You figure you can make three or four thousand dollars a month easy and you are tempted to say “yes.” But should you? I think not.
The chances are you are a bookish person, more comfortable in a library than in a sour-smelling smoky noisy night club. There is a great chance that you won’t be able to handle the pressure of running a busy bar, making constant small talk to keep the inebriated customers happy, keeping up with different orders correctly, and managing the cash register, all at the same time.
You’d be totally out of your comfort zone.
So why don’t you instead try just a DIFFERENT sort of writing, instead of making life hell for yourself?
Who said you need to do journalistic writing for the rest of your life?
How about copy writing? How about writing web sites for the small businesses in your town?
How about offering your research skills to downtown law firms? Writing ad copy for advertisement agencies? Or perhaps trying technical writing since many corporations and organizations always need good writers to write their manuals and guide books?
If you opt for such a solution I have a feeling you’d be more comfortable in your new position since you’d still be operating within your familiar territory with your old well-developed skills. That would be a much wiser way of getting on with your life than jumping down a new cliff, without a parachute.

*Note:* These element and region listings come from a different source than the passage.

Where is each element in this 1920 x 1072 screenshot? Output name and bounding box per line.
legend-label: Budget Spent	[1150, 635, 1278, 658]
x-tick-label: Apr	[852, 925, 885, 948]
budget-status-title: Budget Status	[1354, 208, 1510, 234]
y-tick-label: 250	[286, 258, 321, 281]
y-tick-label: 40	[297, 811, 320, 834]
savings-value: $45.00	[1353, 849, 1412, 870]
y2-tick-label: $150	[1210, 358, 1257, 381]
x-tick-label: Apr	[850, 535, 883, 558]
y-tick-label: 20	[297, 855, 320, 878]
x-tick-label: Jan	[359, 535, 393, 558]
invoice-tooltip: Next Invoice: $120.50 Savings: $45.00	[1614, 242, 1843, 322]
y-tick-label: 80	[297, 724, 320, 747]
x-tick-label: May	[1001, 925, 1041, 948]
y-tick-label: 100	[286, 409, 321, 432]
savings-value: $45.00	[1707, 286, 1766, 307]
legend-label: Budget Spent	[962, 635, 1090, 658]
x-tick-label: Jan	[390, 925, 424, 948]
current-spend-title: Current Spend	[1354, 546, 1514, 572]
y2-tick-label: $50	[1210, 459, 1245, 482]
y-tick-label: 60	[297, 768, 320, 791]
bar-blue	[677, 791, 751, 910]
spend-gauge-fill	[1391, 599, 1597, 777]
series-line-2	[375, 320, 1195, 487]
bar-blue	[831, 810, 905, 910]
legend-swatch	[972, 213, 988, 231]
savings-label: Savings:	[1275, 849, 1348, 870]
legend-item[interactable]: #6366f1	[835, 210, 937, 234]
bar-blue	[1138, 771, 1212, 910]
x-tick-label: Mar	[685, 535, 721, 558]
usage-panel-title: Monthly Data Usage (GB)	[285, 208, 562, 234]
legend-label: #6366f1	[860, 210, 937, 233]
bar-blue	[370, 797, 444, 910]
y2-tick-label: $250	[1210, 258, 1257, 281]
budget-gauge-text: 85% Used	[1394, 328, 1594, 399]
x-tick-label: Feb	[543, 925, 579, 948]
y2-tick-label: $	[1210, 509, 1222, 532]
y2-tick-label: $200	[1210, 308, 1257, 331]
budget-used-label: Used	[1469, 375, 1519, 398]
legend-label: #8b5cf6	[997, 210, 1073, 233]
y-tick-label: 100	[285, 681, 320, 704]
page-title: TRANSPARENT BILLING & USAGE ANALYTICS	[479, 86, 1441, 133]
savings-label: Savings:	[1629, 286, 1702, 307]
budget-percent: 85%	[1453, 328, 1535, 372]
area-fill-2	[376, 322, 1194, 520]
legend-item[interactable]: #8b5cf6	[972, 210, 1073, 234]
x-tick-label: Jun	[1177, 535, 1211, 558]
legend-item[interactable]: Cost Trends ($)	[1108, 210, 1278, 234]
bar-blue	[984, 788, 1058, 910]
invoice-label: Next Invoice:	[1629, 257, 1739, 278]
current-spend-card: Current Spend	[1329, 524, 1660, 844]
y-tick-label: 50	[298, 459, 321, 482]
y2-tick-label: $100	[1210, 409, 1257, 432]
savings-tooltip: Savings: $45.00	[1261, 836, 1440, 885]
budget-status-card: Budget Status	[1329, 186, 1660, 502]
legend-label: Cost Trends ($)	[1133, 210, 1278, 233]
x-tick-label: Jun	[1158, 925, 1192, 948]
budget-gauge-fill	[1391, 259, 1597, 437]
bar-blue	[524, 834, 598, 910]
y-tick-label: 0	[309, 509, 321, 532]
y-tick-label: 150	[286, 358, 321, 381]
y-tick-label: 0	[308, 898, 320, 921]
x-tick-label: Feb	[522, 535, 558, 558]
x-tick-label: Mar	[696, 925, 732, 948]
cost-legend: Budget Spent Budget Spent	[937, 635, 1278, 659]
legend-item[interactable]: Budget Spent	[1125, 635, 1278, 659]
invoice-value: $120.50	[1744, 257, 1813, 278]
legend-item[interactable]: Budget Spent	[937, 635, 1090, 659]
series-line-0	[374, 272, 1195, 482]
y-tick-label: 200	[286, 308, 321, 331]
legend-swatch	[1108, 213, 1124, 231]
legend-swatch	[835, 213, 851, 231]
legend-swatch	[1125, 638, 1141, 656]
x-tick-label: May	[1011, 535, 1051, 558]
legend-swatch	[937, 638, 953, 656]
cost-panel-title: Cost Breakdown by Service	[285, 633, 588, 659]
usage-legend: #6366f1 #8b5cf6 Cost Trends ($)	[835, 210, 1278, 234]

If you are sick and tired of driving a truck, you can try driving a passenger bus or an ambulance.
If you feel you are going nowhere as a high school football coach, perhaps you should try selling football supplies and paraphernalia on the Internet, or open a web site giving out coaching advice?
SIDEBAR: Here is the story of Michael Precker, a Dallas Morning News reporter who got sick and tired of covering war stories and he shifted to something else… he became the “Communications Director” of a strip club in Dallas, TX. I’m not suggesting that you should also go and work for a strip club. But “shifting sideways” by preserving and re-purposing your core skills can open up new career venues for you, as it did for Mr. Precker.
Sometimes moving sideways is the smoothest way to push forward.